Here is an example of a web site I created on similarities between authoritarian regimes throughout history, one other about UFO or UAP sightingsand under this paragraph a podcast about UFO or UAP sightings.

While the web site is hosted via a public link, the podcast have to be downloaded by the user and can’t be publicly linked, as I even have seen from my temporary usage to date.

Note that the podcast may be very different from the actual report – not only a read-aloud audio version of it, but a brand new format by which two hosts discuss and banter concerning the topic, using the report as a place to begin.

The web page versions of the report also contain recent graphics not present in the PDF report.

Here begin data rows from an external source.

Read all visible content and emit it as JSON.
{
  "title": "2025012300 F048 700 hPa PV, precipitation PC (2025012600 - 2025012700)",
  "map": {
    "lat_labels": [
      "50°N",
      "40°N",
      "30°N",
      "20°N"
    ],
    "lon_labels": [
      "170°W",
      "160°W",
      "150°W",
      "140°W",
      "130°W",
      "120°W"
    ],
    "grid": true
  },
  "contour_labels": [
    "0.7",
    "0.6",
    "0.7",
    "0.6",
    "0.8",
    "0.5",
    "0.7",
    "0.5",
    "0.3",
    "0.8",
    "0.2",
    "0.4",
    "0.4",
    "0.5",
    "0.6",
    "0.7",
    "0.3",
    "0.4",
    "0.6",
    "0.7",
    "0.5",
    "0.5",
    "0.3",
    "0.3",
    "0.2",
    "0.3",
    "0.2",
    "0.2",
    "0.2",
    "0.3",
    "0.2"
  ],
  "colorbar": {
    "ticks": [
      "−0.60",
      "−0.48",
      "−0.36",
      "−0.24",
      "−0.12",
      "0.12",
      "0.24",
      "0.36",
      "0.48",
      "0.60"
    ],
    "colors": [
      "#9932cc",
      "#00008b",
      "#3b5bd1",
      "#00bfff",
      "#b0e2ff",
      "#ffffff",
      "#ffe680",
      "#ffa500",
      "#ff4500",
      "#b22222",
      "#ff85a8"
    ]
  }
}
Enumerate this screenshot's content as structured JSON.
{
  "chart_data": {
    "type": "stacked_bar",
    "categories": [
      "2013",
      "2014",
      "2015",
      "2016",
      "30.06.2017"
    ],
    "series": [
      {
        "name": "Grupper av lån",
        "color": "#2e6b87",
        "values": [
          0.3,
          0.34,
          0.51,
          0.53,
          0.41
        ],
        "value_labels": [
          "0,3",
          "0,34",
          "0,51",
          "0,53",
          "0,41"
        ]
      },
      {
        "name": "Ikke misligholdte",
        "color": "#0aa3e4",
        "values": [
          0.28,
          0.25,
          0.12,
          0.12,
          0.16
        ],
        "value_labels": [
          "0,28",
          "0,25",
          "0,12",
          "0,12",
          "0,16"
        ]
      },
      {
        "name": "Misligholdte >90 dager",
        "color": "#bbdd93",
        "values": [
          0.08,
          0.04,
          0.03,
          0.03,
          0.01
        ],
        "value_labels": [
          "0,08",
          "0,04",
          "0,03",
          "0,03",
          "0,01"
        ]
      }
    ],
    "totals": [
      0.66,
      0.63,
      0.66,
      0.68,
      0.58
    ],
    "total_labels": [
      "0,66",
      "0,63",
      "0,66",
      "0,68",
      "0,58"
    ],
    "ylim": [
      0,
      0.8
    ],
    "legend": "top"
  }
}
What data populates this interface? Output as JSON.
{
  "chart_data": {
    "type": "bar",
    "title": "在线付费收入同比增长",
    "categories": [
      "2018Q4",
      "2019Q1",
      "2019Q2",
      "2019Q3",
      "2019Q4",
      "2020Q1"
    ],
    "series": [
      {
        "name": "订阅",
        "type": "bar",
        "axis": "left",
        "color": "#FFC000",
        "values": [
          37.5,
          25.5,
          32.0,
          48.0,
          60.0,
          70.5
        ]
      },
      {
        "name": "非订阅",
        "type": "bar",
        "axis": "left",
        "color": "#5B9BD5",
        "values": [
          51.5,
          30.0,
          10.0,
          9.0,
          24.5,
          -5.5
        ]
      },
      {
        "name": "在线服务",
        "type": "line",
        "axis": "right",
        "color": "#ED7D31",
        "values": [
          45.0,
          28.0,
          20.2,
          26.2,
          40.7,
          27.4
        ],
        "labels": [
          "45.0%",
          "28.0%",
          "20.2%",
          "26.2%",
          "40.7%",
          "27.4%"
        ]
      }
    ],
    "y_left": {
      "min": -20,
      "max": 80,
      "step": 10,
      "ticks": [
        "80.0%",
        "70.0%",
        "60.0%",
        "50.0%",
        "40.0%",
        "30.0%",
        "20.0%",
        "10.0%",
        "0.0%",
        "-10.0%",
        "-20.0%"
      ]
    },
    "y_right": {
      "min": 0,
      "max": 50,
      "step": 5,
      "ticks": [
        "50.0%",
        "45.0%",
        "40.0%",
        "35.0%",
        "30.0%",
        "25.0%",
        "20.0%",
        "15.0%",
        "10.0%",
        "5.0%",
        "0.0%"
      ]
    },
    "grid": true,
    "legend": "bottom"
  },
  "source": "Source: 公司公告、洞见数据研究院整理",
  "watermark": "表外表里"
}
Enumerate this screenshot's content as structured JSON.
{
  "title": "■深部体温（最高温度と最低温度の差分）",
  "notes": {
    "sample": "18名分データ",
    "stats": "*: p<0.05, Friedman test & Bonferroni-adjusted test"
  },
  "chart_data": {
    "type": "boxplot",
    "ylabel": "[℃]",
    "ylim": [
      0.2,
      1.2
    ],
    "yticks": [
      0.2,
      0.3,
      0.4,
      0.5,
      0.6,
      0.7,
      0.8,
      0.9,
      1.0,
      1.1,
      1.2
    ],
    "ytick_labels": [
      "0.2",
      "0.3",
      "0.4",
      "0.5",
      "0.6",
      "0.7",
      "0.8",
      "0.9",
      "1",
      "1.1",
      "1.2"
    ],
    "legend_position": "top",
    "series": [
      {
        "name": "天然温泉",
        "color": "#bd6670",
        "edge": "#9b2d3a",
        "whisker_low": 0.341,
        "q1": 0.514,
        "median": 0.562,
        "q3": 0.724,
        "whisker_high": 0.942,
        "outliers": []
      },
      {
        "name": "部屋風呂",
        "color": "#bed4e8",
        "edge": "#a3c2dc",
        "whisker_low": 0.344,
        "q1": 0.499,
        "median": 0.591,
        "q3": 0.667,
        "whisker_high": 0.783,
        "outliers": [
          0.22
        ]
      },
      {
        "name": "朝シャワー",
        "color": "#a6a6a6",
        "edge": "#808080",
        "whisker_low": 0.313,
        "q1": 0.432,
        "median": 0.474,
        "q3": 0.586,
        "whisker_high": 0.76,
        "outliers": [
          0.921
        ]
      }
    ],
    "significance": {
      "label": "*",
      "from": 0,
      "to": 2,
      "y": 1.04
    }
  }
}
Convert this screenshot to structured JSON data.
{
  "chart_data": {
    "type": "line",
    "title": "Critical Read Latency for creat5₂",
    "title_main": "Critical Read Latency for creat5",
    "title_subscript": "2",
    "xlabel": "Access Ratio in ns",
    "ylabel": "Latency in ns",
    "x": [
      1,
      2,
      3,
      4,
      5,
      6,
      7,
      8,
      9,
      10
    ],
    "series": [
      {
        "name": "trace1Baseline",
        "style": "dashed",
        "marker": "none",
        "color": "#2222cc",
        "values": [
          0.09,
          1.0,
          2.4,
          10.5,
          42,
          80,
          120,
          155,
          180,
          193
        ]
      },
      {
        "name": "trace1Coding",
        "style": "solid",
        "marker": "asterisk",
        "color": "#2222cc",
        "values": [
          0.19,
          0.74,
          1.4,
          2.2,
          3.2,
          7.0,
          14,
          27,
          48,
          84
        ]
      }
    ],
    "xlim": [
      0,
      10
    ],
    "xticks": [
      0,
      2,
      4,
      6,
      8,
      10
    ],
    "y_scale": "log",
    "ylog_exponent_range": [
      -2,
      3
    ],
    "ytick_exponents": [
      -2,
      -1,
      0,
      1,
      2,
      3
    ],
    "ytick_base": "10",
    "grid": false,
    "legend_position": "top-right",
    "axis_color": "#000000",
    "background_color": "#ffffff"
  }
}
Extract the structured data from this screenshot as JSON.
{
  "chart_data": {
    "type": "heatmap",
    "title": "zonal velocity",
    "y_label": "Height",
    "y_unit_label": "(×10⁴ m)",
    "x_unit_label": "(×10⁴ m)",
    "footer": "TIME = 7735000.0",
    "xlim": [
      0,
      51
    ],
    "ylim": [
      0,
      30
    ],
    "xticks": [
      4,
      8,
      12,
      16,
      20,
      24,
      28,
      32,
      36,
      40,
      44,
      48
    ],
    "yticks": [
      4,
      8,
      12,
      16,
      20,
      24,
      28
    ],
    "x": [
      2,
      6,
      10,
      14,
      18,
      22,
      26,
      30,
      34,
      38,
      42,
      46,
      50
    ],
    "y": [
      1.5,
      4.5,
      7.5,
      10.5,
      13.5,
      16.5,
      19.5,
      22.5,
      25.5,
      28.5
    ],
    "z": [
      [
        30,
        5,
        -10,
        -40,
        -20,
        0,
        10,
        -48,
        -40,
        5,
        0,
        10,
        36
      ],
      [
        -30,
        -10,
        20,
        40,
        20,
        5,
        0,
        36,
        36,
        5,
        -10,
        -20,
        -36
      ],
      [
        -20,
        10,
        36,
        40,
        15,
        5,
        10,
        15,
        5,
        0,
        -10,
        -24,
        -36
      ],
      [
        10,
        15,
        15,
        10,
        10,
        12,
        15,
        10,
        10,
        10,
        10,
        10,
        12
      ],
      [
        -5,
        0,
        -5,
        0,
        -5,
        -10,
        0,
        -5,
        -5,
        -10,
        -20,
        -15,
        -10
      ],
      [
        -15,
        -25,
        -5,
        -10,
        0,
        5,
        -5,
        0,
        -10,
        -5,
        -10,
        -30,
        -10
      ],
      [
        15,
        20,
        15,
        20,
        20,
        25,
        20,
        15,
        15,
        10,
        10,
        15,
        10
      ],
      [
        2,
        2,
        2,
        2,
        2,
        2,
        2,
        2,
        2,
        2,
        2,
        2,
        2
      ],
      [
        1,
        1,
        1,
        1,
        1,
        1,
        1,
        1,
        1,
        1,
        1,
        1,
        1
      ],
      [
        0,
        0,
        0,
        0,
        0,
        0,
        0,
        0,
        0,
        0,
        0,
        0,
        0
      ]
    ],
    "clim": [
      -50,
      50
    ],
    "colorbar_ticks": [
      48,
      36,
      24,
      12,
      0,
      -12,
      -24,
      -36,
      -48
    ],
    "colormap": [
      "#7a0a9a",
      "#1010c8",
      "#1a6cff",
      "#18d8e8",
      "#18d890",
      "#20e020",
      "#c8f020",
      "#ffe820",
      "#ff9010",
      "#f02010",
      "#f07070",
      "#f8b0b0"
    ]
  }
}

Compare with Google's NotebookLM

While the brand new features have been well received by many early adopters, comparisons to other research assistants have emerged – particularly those from Google NotebookLMwhose beta version recently ended.

AI commentator and newsletter writer Chubby (@kimmonismus) listed on X:

“I'm really grateful that Qwen provides regular updates. That's great.

But attempting to create a NotebookLM clone inside Qwen-3-max doesn’t sound very promising in comparison with Google’s version.”

While NotebookLM relies on organizing and querying existing documents and web pages, Qwen Deep Research focuses more on that Generating recent research content from scratchAggregating sources from the open web and presenting them across multiple modalities.

The comparison suggests that while the 2 tools overlap in the overall concept – AI-powered research – they differ within the approach and goal of user experience.

Availability

Qwen Deep Research is now live and available via Qwen chat app. The function may be accessed with the next URL.

At this time, no pricing details have been provided for Qwen3-Max or the particular Deep Research features.

What’s next for Qwen Deep Research?

By combining research consulting, data evaluation and multi-format content creation in a single tool, Qwen Deep Research goals to streamline the journey from idea to publishable output.

The integration of code, images and language makes it particularly attractive for content creators, educators and independent analysts who wish to scale their research into web or podcast-friendly forms without switching platforms.

Still, comparisons with more specialized offerings like NotebookLM raise questions on how Qwen's general approach fares when it comes to depth, precision, and refinement. Whether the strength of multiformat execution outweighs these concerns may rely upon user priorities—and whether one-click publishing is more essential to them than tight integration with existing notes and materials.

For now, Qwen signals that research doesn’t end with a document, but begins with one.